À midi et demie, Soudy apparut. Les policiers se précipitèrent sur lui. Il fut ligoté et fouillé. On découvrit dans ses poches, un browning chargé de huit balles et une somme de neuf cent quatre-vingts francs, en or et en billets.

Cette capture s’accomplit le plus rapidement du monde. Le lendemain, Soudy arrivait à Paris.

La deuxième arrestation fut celle de Carouy, l’homme qui vendait de faux bijoux sur les marchés et qui habitait, on s’en souvient, chez Detwiller. On le suivit, vers les quatre heures de l’après-midi, à la gare de Lozère, au moment où il prenait un billet.

Ce fut encore Jouin qui l’arrêta. Il le pistait, d’ailleurs, depuis le matin, dans la banlieue, du côté de Choisy-le-Roi. Mais cette opération fut plus difficile que pour Soudy. On savait Carouy doué d’une force peu ordinaire et capable de résistance.
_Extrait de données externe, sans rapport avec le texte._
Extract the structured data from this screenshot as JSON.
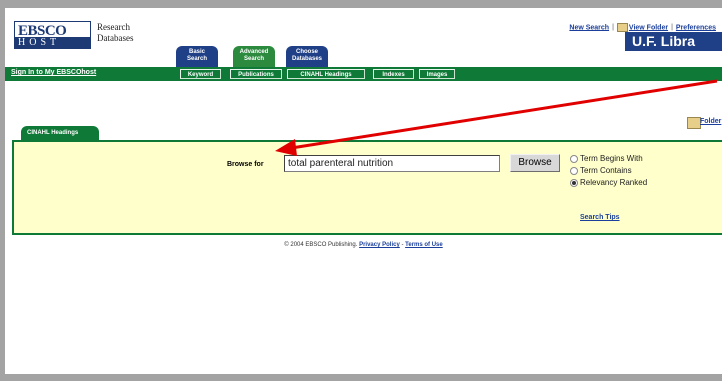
{
  "logo": {
    "top": "EBSCO",
    "bottom": "HOST"
  },
  "db_text": {
    "line1": "Research",
    "line2": "Databases"
  },
  "tabs": [
    {
      "line1": "Basic",
      "line2": "Search"
    },
    {
      "line1": "Advanced",
      "line2": "Search"
    },
    {
      "line1": "Choose",
      "line2": "Databases"
    }
  ],
  "top_links": {
    "new_search": "New Search",
    "view_folder": "View Folder",
    "preferences": "Preferences"
  },
  "library": "U.F. Libra",
  "nav": {
    "sign_in": "Sign In to My EBSCOhost",
    "buttons": [
      "Keyword",
      "Publications",
      "CINAHL Headings",
      "Indexes",
      "Images"
    ]
  },
  "panel": {
    "tab_label": "CINAHL Headings",
    "folder_link": "Folder",
    "browse_label": "Browse for",
    "browse_value": "total parenteral nutrition",
    "browse_button": "Browse",
    "options": [
      {
        "label": "Term Begins With",
        "checked": false
      },
      {
        "label": "Term Contains",
        "checked": false
      },
      {
        "label": "Relevancy Ranked",
        "checked": true
      }
    ],
    "search_tips": "Search Tips"
  },
  "footer": {
    "copyright": "© 2004 EBSCO Publishing.",
    "privacy": "Privacy Policy",
    "dash": " - ",
    "terms": "Terms of Use"
  },
  "colors": {
    "green": "#0f7a37",
    "navy": "#1f3f86",
    "panel_bg": "#ffffcc",
    "arrow": "#e10000"
  }
}
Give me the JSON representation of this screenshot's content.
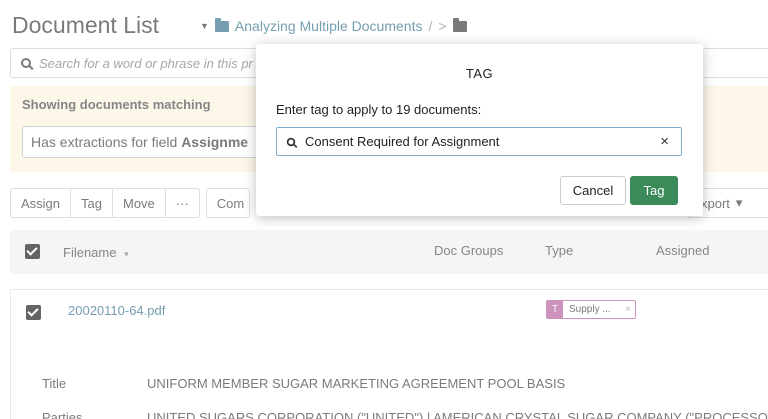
{
  "header": {
    "title": "Document List",
    "breadcrumb": {
      "folder": "Analyzing Multiple Documents",
      "separator": "/",
      "arrow": ">"
    }
  },
  "search": {
    "placeholder": "Search for a word or phrase in this pr"
  },
  "filter": {
    "heading": "Showing documents matching",
    "chip_prefix": "Has extractions for field",
    "chip_field": "Assignme"
  },
  "toolbar": {
    "assign": "Assign",
    "tag": "Tag",
    "move": "Move",
    "more": "···",
    "com": "Com",
    "export": "xport",
    "export_caret": "▾"
  },
  "table": {
    "headers": {
      "filename": "Filename",
      "sort_caret": "▾",
      "doc_groups": "Doc Groups",
      "type": "Type",
      "assigned": "Assigned"
    },
    "row": {
      "filename": "20020110-64.pdf",
      "tag_letter": "T",
      "tag_label": "Supply ...",
      "tag_close": "×",
      "details": [
        {
          "label": "Title",
          "value": "UNIFORM MEMBER SUGAR MARKETING AGREEMENT POOL BASIS"
        },
        {
          "label": "Parties",
          "value": "UNITED SUGARS CORPORATION (\"UNITED\") | AMERICAN CRYSTAL SUGAR COMPANY (\"PROCESSOR\")"
        }
      ]
    }
  },
  "modal": {
    "title": "TAG",
    "prompt": "Enter tag to apply to 19 documents:",
    "input_value": "Consent Required for Assignment",
    "clear": "×",
    "cancel": "Cancel",
    "confirm": "Tag"
  },
  "colors": {
    "accent_green": "#3a8a5a",
    "link_blue": "#2b6b86",
    "tag_purple": "#b25a9a",
    "filter_bg": "#fbf3de"
  }
}
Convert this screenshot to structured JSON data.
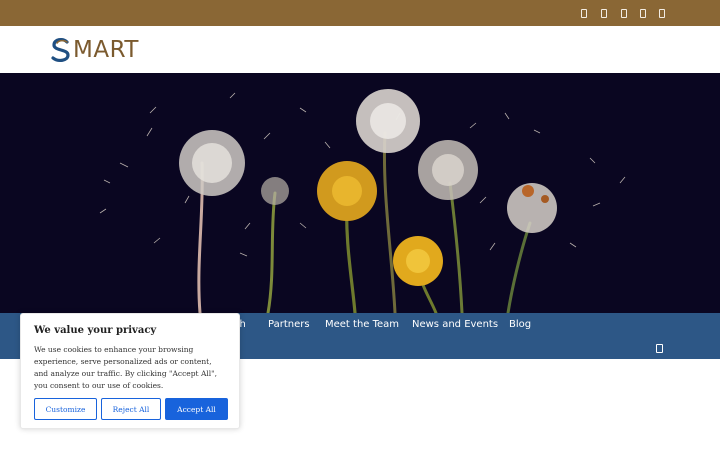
{
  "topbar": {
    "social_icons": [
      "facebook-icon",
      "twitter-icon",
      "linkedin-icon",
      "instagram-icon",
      "youtube-icon"
    ],
    "background": "#8a6735"
  },
  "header": {
    "logo_text": "MART",
    "logo_alt": "SMART"
  },
  "hero": {
    "image": "dandelions on dark background",
    "background": "#0a0621"
  },
  "nav": {
    "items": [
      {
        "label": "ch"
      },
      {
        "label": "Partners"
      },
      {
        "label": "Meet the Team"
      },
      {
        "label": "News and Events"
      },
      {
        "label": "Blog"
      }
    ],
    "search_icon": "search-icon",
    "background": "#2d5786"
  },
  "cookie_banner": {
    "title": "We value your privacy",
    "text": "We use cookies to enhance your browsing experience, serve personalized ads or content, and analyze our traffic. By clicking \"Accept All\", you consent to our use of cookies.",
    "buttons": {
      "customize": "Customize",
      "reject": "Reject All",
      "accept": "Accept All"
    },
    "accent": "#1863dc"
  }
}
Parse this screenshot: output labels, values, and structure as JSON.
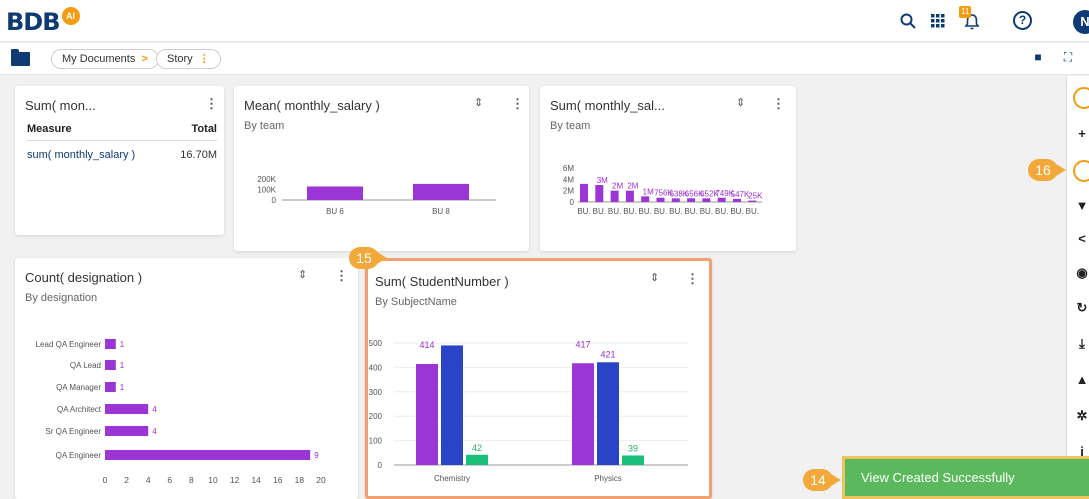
{
  "app": {
    "logo_text": "BDB",
    "logo_badge": "AI",
    "user_initial": "N",
    "notification_count": "11",
    "help_symbol": "?"
  },
  "breadcrumb": {
    "items": [
      "My Documents",
      "Story"
    ]
  },
  "icons": {
    "top": [
      "search-icon",
      "apps-grid-icon",
      "bell-icon",
      "help-icon",
      "user-avatar"
    ],
    "crumbbar_right": [
      "comment-icon",
      "fullscreen-icon"
    ],
    "sidebar": [
      "circle-icon",
      "plus-icon",
      "save-icon",
      "filter-icon",
      "share-icon",
      "eye-icon",
      "refresh-icon",
      "export-icon",
      "bell-icon",
      "settings-icon",
      "info-icon"
    ]
  },
  "cards": {
    "table": {
      "title": "Sum( mon...",
      "col_measure": "Measure",
      "col_total": "Total",
      "row_measure": "sum( monthly_salary )",
      "row_total": "16.70M"
    },
    "mean": {
      "title": "Mean( monthly_salary )",
      "subtitle": "By team"
    },
    "sumteam": {
      "title": "Sum( monthly_sal...",
      "subtitle": "By team"
    },
    "count": {
      "title": "Count( designation )",
      "subtitle": "By designation"
    },
    "student": {
      "title": "Sum( StudentNumber )",
      "subtitle": "By SubjectName"
    }
  },
  "chart_data": [
    {
      "type": "bar",
      "title": "Mean( monthly_salary )",
      "subtitle": "By team",
      "categories": [
        "BU 6",
        "BU 8"
      ],
      "values": [
        130000,
        155000
      ],
      "y_ticks": [
        "0",
        "100K",
        "200K"
      ],
      "ylim": [
        0,
        250000
      ],
      "color": "#9b35d6"
    },
    {
      "type": "bar",
      "title": "Sum( monthly_sal...",
      "subtitle": "By team",
      "categories": [
        "BU.",
        "BU.",
        "BU.",
        "BU.",
        "BU.",
        "BU.",
        "BU.",
        "BU.",
        "BU.",
        "BU.",
        "BU.",
        "BU."
      ],
      "values": [
        3.2,
        3.0,
        2.0,
        2.0,
        1.0,
        0.756,
        0.638,
        0.656,
        0.652,
        0.749,
        0.547,
        0.25
      ],
      "data_labels": [
        "",
        "3M",
        "2M",
        "2M",
        "1M",
        "756K",
        "638K",
        "656K",
        "652K",
        "749K",
        "547K",
        "25K"
      ],
      "y_ticks": [
        "0",
        "2M",
        "4M",
        "6M"
      ],
      "ylim": [
        0,
        6
      ],
      "color": "#9b35d6"
    },
    {
      "type": "bar",
      "orientation": "horizontal",
      "title": "Count( designation )",
      "subtitle": "By designation",
      "categories": [
        "Lead QA Engineer",
        "QA Lead",
        "QA Manager",
        "QA Architect",
        "Sr QA Engineer",
        "QA Engineer"
      ],
      "values": [
        1,
        1,
        1,
        4,
        4,
        19
      ],
      "data_labels": [
        "1",
        "1",
        "1",
        "4",
        "4",
        "9"
      ],
      "x_ticks": [
        "0",
        "2",
        "4",
        "6",
        "8",
        "10",
        "12",
        "14",
        "16",
        "18",
        "20"
      ],
      "xlim": [
        0,
        20
      ],
      "color": "#9b35d6"
    },
    {
      "type": "bar",
      "title": "Sum( StudentNumber )",
      "subtitle": "By SubjectName",
      "categories": [
        "Chemistry",
        "Physics"
      ],
      "series": [
        {
          "values": [
            414,
            417
          ],
          "color": "#9b35d6",
          "labels": [
            "414",
            "417"
          ]
        },
        {
          "values": [
            490,
            421
          ],
          "color": "#2a44c8",
          "labels": [
            "",
            "421"
          ]
        },
        {
          "values": [
            42,
            39
          ],
          "color": "#19c07a",
          "labels": [
            "42",
            "39"
          ]
        }
      ],
      "y_ticks": [
        "0",
        "100",
        "200",
        "300",
        "400",
        "500"
      ],
      "ylim": [
        0,
        500
      ]
    }
  ],
  "annotations": {
    "step_14": "14",
    "step_15": "15",
    "step_16": "16"
  },
  "toast": {
    "message": "View Created Successfully"
  }
}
Le sous-brigadier Rohr s’approcha de lui et, d’un violent coup de poing sur la nuque le jeta à terre. Les autres lui saisirent les bras. En un clin d’œil, Carouy, ahuri, ne sachant ce qui lui arrivait, fut ligoté.

Fouillé, on lui enleva une somme de cent cinquante francs et deux revolvers.

Cependant, l’homme dévisageait les policiers, l’air amusé. Il leur dit :

— Belle capture, hein ! le fameux bandit Carouy. Quel potin, demain, dans les canards !… Et pour vous, donc, des médailles, de l’avancement.

Il paraissait prendre très bien son parti de l’aventure.

Mais, parvenu à la Sûreté, on le vit, soudain, faire un geste rapide.

Il venait d’avaler le contenu d’un petit paquet dissimulé dans la ceinture de son pantalon.

Il s’écriait :

— Ça y est ! Quelques minutes et bonsoir la compagnie.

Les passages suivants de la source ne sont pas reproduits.